Martin Kohn, IBM’s chief medical scientist, the massive amount of efficiency that Watson can bring to the table: “Physicians require a lot more information to make the proper decision as we learn more about the biology of cancer. (Using Watson) we have access to much more information than we could possibly accomplish by reading on our own, or even 100 people reading.”
At present, Watson is being fed with Oncology data and programmed to respond to questions just like what it did during the Jeopardy quiz. This AI-use in biomedical technology does not only impose big importance on the healthcare system, but also within economic circumstance.
Mobility has also tapped AI to propel groundbreaking technologies in devices. Recently, SOTI introduces BlitFire 10X to power up Remote Control performance on all platforms including Android, iOS, Blackberry, Windows and more. As the name implies, the speed would be ten times faster than the normal. It leverages a combination of algorithms that embrace AI techniques to deliver faster response times and more efficient bandwidth usage.
An emerging company in the robotics industry, GeckoSystems Int’l has revealed shipments of the new version of BaseBot™ to ZMP in Japan. BaseBot will bring the latter a technology that pushes for “loose crowd” level self-sufficiency, autopilot seek, cognizant navigation, and reactive, proactive and contemplative averting behaviors. These are the functional benefits will enable behaviors like errand running and patrolling.
GeckoSystem’s CEO Martin Spencer comments on this new endeavor: “We are very pleased to send this latest configuration of our BaseBot to ZMP. We now have a demonstration unit that can be readily shipped to third parties for independent testing and evaluation of our SafePath mobile robot solutions. The BaseBot is compact and readily demonstrates our ‘loose crowd’ level of mobile robot autonomy. The BaseBot will also be useful to OEM manufacturers when developing products designed for SafePath navigation.”
The defense arm of the U.S. government has been trying to maximize the use of AI to create next-gen robots that can be of assistance during rescue operations when disasters strike. In this light, Pentagon has created a Disaster zone robot competition that offers $2 million for the best technology they will find. Contest opens this October for software engineers, video game developers and experts from in and out robotics to partake in diversifying innovative solutions in the defense panel.

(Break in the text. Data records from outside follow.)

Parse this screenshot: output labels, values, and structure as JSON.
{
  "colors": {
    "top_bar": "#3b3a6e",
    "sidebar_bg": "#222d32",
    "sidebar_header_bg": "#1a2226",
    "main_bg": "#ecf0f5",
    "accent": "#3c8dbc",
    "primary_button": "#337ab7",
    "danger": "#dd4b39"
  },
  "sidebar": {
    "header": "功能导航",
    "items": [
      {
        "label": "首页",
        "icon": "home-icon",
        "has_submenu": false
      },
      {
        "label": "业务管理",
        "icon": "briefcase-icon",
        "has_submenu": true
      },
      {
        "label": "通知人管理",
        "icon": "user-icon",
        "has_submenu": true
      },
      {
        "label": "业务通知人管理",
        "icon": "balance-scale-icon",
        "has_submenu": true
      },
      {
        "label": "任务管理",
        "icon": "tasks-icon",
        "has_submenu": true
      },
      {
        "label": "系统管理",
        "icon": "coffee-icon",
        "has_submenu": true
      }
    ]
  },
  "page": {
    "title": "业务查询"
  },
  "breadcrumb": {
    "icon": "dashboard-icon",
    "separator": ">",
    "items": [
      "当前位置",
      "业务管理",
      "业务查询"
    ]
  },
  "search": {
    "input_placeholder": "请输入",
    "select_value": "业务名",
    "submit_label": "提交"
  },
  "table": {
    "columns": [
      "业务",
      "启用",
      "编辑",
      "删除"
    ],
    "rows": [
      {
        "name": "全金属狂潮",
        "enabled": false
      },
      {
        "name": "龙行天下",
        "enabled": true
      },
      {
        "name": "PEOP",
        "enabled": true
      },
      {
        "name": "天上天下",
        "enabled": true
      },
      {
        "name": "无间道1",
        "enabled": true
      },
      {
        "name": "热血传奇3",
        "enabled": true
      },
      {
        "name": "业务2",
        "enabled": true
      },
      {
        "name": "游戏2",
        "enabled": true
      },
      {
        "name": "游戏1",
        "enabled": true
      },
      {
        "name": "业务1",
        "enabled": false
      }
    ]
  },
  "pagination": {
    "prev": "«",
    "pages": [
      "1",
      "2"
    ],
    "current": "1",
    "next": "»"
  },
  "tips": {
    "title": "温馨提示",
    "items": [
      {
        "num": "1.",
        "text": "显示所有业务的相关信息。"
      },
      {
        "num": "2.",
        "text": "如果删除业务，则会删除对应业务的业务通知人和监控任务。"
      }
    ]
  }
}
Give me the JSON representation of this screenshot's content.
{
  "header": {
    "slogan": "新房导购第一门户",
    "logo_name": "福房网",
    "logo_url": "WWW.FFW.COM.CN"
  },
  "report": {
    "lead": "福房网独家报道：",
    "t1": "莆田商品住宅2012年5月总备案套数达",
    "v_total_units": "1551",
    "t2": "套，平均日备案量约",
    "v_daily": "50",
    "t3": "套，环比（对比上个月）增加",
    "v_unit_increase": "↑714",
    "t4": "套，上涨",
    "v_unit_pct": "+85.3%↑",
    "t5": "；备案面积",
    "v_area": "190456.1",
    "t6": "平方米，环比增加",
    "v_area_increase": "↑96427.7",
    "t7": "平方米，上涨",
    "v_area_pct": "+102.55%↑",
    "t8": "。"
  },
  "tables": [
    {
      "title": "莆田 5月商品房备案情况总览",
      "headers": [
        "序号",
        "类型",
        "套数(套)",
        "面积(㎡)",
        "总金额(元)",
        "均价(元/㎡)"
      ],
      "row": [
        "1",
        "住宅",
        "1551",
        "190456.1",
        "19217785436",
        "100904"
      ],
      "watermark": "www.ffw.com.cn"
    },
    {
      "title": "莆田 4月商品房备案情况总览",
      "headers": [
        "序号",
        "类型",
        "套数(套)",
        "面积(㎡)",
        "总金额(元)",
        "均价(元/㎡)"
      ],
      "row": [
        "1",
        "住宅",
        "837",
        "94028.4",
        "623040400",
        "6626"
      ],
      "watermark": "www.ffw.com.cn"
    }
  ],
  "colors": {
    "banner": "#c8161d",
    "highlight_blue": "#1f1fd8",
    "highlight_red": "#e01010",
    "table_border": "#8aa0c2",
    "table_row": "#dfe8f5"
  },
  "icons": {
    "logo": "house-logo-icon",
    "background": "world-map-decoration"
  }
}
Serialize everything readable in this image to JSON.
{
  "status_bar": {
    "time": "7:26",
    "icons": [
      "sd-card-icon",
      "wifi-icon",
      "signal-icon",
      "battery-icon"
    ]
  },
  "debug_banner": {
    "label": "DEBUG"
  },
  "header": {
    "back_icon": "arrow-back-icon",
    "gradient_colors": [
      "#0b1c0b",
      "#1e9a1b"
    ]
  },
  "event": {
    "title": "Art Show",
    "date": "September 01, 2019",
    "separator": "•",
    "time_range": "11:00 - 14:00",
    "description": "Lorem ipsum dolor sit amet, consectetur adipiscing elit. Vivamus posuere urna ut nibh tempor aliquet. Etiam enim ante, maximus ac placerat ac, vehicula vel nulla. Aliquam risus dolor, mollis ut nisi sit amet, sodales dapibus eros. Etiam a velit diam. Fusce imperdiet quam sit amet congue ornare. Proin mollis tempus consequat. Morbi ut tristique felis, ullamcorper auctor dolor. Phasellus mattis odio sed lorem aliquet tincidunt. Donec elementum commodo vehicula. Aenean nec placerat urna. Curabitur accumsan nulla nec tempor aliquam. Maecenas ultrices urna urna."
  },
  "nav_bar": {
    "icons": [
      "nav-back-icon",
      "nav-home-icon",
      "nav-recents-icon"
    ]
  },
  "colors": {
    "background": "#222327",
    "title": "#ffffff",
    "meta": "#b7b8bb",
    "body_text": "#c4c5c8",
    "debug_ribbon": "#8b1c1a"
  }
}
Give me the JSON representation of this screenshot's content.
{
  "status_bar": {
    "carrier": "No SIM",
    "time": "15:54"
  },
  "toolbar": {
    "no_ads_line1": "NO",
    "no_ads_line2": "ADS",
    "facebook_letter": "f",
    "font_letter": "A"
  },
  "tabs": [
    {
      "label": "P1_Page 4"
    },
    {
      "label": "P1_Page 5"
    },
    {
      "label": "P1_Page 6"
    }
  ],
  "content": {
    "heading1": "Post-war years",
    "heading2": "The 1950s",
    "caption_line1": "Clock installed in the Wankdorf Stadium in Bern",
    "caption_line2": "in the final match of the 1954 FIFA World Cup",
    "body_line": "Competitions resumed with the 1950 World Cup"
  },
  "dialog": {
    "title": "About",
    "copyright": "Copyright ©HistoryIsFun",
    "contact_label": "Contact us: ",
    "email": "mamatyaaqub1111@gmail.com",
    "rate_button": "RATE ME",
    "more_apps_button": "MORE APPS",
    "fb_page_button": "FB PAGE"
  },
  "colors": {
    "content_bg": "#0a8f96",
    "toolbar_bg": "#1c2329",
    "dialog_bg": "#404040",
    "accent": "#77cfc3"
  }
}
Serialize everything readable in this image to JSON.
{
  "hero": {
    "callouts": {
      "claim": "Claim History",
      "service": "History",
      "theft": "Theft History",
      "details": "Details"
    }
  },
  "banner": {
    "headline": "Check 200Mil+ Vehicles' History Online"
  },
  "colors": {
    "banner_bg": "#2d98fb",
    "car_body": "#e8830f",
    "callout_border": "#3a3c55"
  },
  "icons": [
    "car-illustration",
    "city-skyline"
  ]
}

With the aggressive progression in AI, there is no doubt that Turing Test will resign sooner or later. Programming artificial intelligence systems with whatever values, interests, and morals innovators and inventors choose, my stand on this issue may seem dreamy but holds true: wherever technology brings us, the social human power will reign supreme over machines. Not because we can think better than them, but because of the will power that humans possess, that up to this day neurological science cannot explain.